この本では人が商品を認知したり、選択したり、実際に購入したりする際の脳の働きをfMRIやSSTを利用して実際に測定、もしくは、類推している。それによって導き出される仮説(事実なのかどうかは、個人的に、さらに時間と検証が必要だと考え「仮説」という表現を使わせてもらった)は、なかなかマーケターのツボを突くものばかりである。例えば、
・煙草の健康被害を訴えるメッセージは煙草への欲求を強化する
・プロダクトプレイスメントはコンテキストの上でのみ効果がある
・強いブランドと宗教は同じ脳活動を誘発する
・性的表現にはバンパイア効果がある
などなど。また共感や願望を司るミラーニューロンや、一般消費財については、いわゆる「すり込み」が瞬時に大量に情報処理されることで購買が決定するソマティック・マーカーという考え方も興味深い。
脳科学というと脳に電極のイメージがあるが(SSTはヘルメットっぽいので、あながちこのイメージは間違ってない)、それをより科学に、そしてマーケティングに近づけてくれる、悪くない一冊である。
「インパクトがあるのはタイトルだけ」というレビューは正しい
たしかに書名は、魅力的である。近年注目されているニューロ・エコノミクスやニューロ・ファイナンスを連想させるからだ。こうした期待は、あっけなく裏切られる。著者は、世界的に活躍するマーケティング・コンサルタントのようであり、それなりの力量と学識の持ち主であろうが、本書にはたった一つの図解もなく、観察結果について一般化ないしは体系化の試みも全くなされていない。洗練された科学的マーケティング手法の提案を期待する読者は、フラストレーションを抱えたまま、中途で本書を閉じることになるなるだろう。
広告に関わる全ての人たちに。 コミュニケーションを行うすべてのひとたちに。
fMRI等を用いた脳科学の研究を個人の会社の社長が企画し、その成果の一部や、別のグループの成果を紹介。
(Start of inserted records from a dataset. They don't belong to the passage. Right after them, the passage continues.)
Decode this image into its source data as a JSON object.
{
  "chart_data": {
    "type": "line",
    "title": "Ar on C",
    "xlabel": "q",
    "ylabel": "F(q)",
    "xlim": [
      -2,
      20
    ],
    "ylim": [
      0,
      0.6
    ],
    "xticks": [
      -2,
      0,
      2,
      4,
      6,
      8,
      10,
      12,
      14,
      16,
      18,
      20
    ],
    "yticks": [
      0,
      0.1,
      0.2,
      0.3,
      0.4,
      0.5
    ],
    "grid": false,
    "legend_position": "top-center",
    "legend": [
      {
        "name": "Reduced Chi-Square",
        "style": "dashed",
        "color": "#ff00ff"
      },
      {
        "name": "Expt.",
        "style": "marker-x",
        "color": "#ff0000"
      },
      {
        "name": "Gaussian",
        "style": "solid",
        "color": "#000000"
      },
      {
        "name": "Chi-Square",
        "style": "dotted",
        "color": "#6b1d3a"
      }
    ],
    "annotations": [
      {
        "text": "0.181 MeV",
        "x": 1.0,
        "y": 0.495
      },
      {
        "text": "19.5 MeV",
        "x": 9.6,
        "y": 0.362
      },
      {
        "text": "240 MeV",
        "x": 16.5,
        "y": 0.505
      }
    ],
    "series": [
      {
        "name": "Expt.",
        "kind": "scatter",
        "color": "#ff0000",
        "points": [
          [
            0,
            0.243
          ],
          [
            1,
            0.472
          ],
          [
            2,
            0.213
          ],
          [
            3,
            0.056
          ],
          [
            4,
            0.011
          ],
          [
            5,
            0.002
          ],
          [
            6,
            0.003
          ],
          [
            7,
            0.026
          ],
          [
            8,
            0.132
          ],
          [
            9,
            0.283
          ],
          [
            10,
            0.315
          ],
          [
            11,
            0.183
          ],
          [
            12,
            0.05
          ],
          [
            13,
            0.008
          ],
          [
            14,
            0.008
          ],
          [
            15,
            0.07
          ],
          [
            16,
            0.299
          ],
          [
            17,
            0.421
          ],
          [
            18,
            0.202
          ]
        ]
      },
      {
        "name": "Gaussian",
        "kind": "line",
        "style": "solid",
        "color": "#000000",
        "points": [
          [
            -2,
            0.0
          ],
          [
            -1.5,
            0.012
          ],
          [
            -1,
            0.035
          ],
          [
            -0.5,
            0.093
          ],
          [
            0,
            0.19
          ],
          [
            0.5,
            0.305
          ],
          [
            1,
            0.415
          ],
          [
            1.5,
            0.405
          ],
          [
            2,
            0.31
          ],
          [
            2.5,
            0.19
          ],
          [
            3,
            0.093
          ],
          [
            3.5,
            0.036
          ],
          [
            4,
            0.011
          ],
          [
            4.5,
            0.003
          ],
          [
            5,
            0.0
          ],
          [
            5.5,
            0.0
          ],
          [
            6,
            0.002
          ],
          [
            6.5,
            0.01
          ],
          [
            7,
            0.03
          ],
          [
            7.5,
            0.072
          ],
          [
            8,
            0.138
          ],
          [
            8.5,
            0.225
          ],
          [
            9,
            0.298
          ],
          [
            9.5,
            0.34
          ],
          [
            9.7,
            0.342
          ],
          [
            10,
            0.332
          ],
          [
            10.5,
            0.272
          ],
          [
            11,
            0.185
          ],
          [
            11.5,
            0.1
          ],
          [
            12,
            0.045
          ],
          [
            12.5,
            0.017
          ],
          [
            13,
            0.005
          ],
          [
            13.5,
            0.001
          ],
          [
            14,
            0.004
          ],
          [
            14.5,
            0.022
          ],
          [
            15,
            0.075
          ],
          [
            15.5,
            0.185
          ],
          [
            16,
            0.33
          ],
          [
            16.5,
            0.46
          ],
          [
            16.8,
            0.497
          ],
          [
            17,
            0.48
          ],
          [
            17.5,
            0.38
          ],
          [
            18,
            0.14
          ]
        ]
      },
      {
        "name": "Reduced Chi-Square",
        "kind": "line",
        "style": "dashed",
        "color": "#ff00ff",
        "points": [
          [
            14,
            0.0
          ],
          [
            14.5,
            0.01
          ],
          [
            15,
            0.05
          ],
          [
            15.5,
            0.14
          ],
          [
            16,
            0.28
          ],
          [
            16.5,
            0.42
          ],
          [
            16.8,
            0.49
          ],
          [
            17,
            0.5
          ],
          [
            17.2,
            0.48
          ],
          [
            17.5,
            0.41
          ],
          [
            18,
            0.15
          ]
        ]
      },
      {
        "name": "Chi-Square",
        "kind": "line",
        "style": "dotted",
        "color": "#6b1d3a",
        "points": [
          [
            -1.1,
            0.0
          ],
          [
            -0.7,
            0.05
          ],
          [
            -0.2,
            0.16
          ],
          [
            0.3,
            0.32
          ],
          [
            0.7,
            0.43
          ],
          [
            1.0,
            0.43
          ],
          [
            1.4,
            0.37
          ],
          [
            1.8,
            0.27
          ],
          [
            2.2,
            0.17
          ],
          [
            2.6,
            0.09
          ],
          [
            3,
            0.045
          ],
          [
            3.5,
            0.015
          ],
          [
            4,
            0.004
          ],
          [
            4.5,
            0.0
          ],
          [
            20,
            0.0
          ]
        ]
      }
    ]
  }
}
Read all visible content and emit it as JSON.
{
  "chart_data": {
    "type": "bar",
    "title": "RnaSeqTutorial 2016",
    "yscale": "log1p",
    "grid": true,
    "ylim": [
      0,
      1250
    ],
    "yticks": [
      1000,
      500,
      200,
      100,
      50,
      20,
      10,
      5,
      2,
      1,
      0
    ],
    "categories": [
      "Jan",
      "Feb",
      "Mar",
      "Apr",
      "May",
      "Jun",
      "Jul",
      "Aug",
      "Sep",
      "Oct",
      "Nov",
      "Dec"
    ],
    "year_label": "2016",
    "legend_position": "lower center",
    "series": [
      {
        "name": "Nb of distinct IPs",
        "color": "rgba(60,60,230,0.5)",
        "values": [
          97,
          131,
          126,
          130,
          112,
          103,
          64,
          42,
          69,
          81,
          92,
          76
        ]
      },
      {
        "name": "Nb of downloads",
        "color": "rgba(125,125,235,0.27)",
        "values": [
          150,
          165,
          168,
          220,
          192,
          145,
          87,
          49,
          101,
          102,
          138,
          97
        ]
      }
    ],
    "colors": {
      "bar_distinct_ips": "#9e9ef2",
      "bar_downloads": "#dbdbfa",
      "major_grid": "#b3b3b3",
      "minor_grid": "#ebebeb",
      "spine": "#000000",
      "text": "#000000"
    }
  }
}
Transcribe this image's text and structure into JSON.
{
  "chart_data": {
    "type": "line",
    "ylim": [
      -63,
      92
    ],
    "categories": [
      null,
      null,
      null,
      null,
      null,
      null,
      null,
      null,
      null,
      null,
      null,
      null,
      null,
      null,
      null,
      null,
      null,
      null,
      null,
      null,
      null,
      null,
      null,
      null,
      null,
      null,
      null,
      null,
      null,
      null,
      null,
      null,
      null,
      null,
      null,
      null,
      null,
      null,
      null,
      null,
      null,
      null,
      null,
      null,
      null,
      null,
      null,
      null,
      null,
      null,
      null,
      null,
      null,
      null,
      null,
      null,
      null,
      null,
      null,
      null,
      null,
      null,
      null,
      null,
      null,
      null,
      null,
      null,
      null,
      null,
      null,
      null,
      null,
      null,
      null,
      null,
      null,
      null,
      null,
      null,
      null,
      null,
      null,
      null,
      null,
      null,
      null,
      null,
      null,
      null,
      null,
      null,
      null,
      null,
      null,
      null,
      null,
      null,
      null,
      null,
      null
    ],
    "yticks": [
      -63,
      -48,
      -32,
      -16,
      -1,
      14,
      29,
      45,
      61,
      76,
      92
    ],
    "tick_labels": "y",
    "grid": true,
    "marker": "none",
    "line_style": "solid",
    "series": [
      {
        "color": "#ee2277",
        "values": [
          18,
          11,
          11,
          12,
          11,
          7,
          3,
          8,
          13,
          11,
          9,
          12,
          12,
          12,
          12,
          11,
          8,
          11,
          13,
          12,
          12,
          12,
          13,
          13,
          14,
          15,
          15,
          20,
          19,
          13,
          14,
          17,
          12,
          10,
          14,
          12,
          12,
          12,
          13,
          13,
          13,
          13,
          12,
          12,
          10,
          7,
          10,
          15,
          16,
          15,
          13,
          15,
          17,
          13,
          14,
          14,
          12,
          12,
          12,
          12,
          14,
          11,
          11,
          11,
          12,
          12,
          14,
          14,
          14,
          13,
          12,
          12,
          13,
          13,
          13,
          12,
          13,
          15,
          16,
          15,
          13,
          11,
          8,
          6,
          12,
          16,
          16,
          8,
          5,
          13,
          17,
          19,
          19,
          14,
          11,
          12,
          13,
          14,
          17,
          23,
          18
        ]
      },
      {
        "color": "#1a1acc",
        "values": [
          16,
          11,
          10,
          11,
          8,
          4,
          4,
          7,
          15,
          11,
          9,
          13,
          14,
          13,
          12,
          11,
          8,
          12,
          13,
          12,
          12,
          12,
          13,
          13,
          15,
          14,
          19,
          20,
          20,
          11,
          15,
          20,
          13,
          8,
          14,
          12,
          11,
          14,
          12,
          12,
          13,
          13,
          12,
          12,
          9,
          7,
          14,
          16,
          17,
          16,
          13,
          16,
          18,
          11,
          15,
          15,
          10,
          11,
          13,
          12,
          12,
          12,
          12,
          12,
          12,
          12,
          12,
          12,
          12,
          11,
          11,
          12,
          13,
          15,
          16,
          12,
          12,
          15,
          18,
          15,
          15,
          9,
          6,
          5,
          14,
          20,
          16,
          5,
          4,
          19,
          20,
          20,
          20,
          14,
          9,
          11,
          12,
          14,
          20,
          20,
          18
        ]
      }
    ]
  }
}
煙草の箱の「吸い続けていると病気になるよ」は実は喫煙者に対しては何の効果もないどころか、喫煙の誘因因子になっていること、TVで放映されるCMでも広告効果のあるもののとないものの差、商品に触れる時の消費者の反応等といったものについての実験を通して、人が消費を決断するときの状態を脳科学的手法を用いて記述しようとする試みについて述べられている。
広告の効果を「メッセージ性」やら「視聴率」やらだけでは判定はできないが、こういった方法を用いることで、より有効な、少なくとも消費者に忌避されるような広告を作ってしまうことは避けられよう。
広告は消費に限らず、例えば選挙や宗教の勧誘でも、脳科学を通して有効な手法を探ることが出来るし、そしてこういった分野では尚更、どこまで「脳に訴える」メッセージを作ることが出来るのかを検討すべきだろうし、受け取る側もどういった構造があるのかを知って、倫理的に許される範囲をお互いに設定していけるのかという議論を必要としていくだろう。最後はそういった議論に到達しながら、様々な起業が実際に脳科学とマーケティングを合わせて行っている現状を紹介している。
受け取るメッセージとその処理についての脳科学の応用利用の現状とその後を知りたい、考えたい人達にとっての最良の入門書の一つとなるだろう。